Associated Press Taps Big Data to Monetize News Content


Whether for compliance reasons or simply because they didn’t know what else to do with it, enterprises have been storing large volumes of data for ages. With the advent of Big Data, those large volumes have grown to gargantuan volumes thanks to social media data, machine-generated data and unstructured content.

The promise of Big Data approaches like Hadoop and No SQL database technologies is the ability for enterprise to access, analyze and, most importantly, monetize all that data that’s just been sitting around for all those years. Media companies in particular are in a position to capitalize on Big Data to monetize years worth of unstructured content, namely news articles.

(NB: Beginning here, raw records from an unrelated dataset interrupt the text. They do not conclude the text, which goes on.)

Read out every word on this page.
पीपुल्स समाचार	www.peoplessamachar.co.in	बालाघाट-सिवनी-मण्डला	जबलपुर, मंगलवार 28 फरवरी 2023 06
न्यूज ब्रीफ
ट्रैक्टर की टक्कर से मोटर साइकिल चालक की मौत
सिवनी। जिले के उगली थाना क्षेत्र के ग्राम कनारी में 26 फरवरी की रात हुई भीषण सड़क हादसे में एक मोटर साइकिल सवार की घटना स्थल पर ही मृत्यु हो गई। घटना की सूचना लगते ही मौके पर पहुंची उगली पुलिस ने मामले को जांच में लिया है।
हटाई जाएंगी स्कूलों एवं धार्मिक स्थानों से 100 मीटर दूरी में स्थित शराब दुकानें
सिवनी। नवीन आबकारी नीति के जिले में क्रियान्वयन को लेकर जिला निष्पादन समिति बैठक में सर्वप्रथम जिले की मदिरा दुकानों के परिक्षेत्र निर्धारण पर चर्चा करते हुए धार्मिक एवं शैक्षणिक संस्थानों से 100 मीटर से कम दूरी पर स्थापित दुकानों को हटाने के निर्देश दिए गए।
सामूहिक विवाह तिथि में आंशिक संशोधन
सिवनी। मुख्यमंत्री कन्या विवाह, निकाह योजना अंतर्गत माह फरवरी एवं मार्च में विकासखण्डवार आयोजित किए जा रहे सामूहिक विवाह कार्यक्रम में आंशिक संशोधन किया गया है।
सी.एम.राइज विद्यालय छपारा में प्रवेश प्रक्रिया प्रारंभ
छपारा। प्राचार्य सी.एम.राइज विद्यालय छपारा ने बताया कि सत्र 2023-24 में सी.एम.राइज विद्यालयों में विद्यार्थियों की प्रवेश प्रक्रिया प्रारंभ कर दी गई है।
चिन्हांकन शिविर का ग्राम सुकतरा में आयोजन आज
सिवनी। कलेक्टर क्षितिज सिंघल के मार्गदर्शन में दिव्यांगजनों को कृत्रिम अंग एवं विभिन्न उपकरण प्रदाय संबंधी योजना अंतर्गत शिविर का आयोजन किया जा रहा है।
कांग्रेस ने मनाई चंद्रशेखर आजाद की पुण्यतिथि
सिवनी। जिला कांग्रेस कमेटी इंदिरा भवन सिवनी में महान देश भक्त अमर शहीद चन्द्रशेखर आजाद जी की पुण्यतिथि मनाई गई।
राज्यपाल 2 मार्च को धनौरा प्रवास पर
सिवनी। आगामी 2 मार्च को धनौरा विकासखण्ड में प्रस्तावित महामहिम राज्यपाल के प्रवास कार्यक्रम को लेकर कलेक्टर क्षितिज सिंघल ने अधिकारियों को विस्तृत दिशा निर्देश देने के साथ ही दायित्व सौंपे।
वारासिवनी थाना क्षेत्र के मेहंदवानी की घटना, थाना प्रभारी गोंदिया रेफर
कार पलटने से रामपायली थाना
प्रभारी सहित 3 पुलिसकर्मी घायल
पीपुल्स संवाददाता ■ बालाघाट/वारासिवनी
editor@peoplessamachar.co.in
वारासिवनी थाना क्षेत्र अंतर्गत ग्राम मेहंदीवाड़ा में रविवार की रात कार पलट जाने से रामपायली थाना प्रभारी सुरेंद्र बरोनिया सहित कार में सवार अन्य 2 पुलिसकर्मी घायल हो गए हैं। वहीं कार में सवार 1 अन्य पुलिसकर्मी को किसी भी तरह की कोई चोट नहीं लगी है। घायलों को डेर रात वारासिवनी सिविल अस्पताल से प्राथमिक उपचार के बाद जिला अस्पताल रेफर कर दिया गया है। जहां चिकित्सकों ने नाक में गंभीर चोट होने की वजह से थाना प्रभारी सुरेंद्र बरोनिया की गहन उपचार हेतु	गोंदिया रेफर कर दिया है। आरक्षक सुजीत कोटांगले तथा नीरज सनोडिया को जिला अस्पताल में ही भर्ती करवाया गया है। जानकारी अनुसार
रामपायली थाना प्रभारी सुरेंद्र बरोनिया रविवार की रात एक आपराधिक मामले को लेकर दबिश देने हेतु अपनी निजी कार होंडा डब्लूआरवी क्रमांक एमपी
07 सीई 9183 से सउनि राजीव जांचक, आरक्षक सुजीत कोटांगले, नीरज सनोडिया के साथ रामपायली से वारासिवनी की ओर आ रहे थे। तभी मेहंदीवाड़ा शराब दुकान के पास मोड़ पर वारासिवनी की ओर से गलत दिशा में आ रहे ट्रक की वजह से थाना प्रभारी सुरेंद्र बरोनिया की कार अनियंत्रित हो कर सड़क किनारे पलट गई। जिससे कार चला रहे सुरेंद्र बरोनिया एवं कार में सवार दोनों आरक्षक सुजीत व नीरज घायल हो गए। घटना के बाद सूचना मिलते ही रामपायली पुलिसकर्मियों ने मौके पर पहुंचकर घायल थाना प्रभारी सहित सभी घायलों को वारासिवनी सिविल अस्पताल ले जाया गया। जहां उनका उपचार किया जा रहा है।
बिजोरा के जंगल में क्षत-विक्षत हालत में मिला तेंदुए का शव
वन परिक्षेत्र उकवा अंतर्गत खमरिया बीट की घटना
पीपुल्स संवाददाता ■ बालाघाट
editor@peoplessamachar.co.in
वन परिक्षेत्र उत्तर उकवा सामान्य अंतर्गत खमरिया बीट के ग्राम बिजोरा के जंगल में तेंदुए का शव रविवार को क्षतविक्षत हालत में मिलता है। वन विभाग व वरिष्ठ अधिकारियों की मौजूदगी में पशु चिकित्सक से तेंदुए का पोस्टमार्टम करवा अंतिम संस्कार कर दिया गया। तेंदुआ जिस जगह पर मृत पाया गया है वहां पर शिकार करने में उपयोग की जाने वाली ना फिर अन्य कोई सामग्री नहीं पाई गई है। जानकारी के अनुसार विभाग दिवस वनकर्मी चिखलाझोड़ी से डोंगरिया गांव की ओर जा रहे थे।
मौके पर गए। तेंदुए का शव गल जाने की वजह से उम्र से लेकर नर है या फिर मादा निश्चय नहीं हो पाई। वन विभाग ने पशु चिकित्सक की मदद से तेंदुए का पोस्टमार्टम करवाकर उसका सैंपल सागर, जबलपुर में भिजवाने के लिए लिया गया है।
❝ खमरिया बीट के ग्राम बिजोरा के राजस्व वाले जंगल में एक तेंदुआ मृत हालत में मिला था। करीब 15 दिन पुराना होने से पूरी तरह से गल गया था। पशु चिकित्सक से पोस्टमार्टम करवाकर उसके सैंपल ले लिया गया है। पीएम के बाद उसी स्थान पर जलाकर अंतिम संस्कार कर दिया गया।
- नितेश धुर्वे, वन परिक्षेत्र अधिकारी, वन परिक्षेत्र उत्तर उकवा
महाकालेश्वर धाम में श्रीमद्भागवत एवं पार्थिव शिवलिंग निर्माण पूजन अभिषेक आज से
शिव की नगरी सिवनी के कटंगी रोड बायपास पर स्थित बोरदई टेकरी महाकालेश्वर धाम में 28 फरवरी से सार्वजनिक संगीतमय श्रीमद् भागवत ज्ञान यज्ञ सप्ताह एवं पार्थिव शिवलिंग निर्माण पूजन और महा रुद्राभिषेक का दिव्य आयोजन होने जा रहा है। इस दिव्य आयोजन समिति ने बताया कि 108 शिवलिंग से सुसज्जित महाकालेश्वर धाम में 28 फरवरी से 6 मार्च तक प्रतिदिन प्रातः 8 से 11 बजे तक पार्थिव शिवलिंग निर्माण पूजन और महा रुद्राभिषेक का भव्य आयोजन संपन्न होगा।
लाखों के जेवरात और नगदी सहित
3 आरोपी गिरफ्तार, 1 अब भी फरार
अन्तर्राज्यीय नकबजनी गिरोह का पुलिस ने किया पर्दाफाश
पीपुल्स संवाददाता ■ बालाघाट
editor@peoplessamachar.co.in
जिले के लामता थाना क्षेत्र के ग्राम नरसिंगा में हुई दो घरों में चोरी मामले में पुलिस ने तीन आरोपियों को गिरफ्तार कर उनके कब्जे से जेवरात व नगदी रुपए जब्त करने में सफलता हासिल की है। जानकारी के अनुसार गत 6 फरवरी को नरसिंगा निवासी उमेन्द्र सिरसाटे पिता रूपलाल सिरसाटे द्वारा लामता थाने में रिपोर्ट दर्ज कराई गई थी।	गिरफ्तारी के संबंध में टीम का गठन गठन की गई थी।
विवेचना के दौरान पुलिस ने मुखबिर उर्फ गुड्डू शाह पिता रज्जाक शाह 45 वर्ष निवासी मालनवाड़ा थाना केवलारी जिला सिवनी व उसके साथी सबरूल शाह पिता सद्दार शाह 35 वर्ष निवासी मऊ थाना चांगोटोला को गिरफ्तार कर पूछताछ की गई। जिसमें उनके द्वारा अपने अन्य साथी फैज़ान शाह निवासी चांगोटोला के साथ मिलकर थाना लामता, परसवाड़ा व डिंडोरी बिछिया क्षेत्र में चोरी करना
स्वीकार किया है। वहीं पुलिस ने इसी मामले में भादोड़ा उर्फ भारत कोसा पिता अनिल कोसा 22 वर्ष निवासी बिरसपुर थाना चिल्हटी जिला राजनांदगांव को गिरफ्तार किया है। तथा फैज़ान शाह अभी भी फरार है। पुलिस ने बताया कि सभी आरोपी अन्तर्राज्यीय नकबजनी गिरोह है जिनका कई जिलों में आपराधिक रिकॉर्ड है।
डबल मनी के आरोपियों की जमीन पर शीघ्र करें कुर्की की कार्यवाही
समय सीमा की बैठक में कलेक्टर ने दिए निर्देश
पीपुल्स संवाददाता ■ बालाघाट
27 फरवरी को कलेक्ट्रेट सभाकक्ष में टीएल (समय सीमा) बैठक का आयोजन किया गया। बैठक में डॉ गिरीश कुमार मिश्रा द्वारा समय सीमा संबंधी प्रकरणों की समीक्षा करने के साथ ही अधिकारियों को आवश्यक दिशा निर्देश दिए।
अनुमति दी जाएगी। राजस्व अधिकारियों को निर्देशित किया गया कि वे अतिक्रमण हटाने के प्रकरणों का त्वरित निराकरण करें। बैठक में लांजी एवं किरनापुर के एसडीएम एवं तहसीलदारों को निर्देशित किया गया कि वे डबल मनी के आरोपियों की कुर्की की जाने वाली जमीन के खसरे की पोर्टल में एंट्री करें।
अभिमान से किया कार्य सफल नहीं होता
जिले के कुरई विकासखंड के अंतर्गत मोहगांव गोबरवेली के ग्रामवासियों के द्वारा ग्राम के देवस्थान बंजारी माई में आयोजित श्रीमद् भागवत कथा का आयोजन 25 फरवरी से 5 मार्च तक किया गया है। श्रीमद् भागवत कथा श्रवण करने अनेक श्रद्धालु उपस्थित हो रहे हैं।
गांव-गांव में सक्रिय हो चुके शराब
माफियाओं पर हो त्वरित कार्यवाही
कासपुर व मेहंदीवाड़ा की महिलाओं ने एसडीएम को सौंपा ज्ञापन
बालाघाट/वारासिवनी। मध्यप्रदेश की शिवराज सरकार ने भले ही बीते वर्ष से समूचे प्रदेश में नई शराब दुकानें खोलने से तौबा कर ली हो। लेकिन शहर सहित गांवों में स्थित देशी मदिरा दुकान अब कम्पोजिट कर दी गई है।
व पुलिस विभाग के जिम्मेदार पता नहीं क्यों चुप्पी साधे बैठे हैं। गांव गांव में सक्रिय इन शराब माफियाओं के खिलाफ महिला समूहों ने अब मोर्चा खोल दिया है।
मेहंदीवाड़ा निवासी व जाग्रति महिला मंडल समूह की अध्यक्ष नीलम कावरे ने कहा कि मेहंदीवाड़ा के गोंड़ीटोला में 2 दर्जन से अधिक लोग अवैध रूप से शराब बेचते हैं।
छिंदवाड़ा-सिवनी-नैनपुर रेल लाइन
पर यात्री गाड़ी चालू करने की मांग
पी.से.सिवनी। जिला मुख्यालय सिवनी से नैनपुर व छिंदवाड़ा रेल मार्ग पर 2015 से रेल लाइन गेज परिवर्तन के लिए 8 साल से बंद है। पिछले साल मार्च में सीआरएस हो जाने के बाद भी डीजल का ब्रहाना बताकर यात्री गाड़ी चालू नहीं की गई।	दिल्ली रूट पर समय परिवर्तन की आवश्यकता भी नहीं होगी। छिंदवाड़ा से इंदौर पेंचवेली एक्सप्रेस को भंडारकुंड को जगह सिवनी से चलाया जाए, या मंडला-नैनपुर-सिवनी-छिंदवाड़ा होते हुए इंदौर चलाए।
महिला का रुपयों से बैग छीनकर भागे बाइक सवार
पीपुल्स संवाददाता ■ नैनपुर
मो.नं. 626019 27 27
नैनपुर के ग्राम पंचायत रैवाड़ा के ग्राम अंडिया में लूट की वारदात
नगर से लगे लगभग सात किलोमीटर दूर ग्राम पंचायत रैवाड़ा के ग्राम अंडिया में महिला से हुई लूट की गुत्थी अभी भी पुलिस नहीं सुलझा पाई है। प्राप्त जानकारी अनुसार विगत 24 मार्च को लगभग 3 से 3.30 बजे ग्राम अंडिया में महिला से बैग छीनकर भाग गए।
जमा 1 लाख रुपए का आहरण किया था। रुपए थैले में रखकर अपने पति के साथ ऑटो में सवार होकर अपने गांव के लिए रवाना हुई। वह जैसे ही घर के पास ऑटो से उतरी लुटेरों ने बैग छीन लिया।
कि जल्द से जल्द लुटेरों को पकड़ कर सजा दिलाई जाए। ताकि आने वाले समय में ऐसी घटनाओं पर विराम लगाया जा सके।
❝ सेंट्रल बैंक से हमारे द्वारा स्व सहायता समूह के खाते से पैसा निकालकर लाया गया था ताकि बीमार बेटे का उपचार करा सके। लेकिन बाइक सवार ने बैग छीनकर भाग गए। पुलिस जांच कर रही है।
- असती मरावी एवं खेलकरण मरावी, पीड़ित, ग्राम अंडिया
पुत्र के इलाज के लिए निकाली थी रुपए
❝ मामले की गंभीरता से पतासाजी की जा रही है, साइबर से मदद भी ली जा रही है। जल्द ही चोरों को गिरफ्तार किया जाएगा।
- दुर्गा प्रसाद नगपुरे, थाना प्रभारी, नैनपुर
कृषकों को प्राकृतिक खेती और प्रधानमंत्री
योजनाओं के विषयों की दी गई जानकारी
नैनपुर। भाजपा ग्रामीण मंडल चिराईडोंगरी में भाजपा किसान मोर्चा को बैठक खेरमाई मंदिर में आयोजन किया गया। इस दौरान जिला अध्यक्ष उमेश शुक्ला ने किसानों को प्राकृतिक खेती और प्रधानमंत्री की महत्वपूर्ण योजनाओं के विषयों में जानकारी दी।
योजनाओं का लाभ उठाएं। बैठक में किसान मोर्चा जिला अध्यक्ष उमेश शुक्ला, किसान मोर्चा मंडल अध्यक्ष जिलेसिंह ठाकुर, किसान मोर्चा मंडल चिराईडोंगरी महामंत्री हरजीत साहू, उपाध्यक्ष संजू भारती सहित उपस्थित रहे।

The Associated Press is one such media company. Its core business, of course, is covering and distributing daily news stories to outlets across the globe. Not surprisingly, the AP has quite a collection of news content going back decades and companies of all types are interested in getting their hands on it. To that end, the AP packages and sells its content to enterprise customers that use it to perform historical market research and develop competitive intelligence.

Until recently, the AP stored all its content in a traditional relational database, but searching for unstructured content force fed into a relational database proved ineffective, to say the least. The company recently ditched the relational approach for a document-oriented database from MarkLogic. MarkLogic Server uses a schema-less document-oriented data model on top of a shared-nothing, scale-out cluster architecture.

While not new (the company has been around since 2003), MarkLogic shares a number of characteristic with the new breed of NoSQL databases, whose raison d’etre is to efficiently store and provide access to multi-structured data. Not all NoSQL databases are designed for the same purpose, however, with MarkLogic’s specialty being storing and providing search and discovery capabilities against large volumes of documents. In other words, its tailor-made for media companies looking to monetize their news content.

The AP has built a content analysis application on top of MarkLogic that runs complex Boulean queries against hundreds of millions of news articles going back to the 1970s. This allows the AP to quickly pull together targeted content for its enterprise customers. The company is looking to add real-time capabilities to update the application when new, relevant stories are filed, according to David Gorbet, Vice President of Product Strategy at MarkLogic.


The AP’s use of Big Data to monetize existing assets illustrates an important use of Big Data. While not their core business, packaging and selling existing content has proven a successful revenue generator for the AP. Likewise, all enterprises should consider how Big Data could enable the development of new services that leverage existing Big Data assets to drive new business.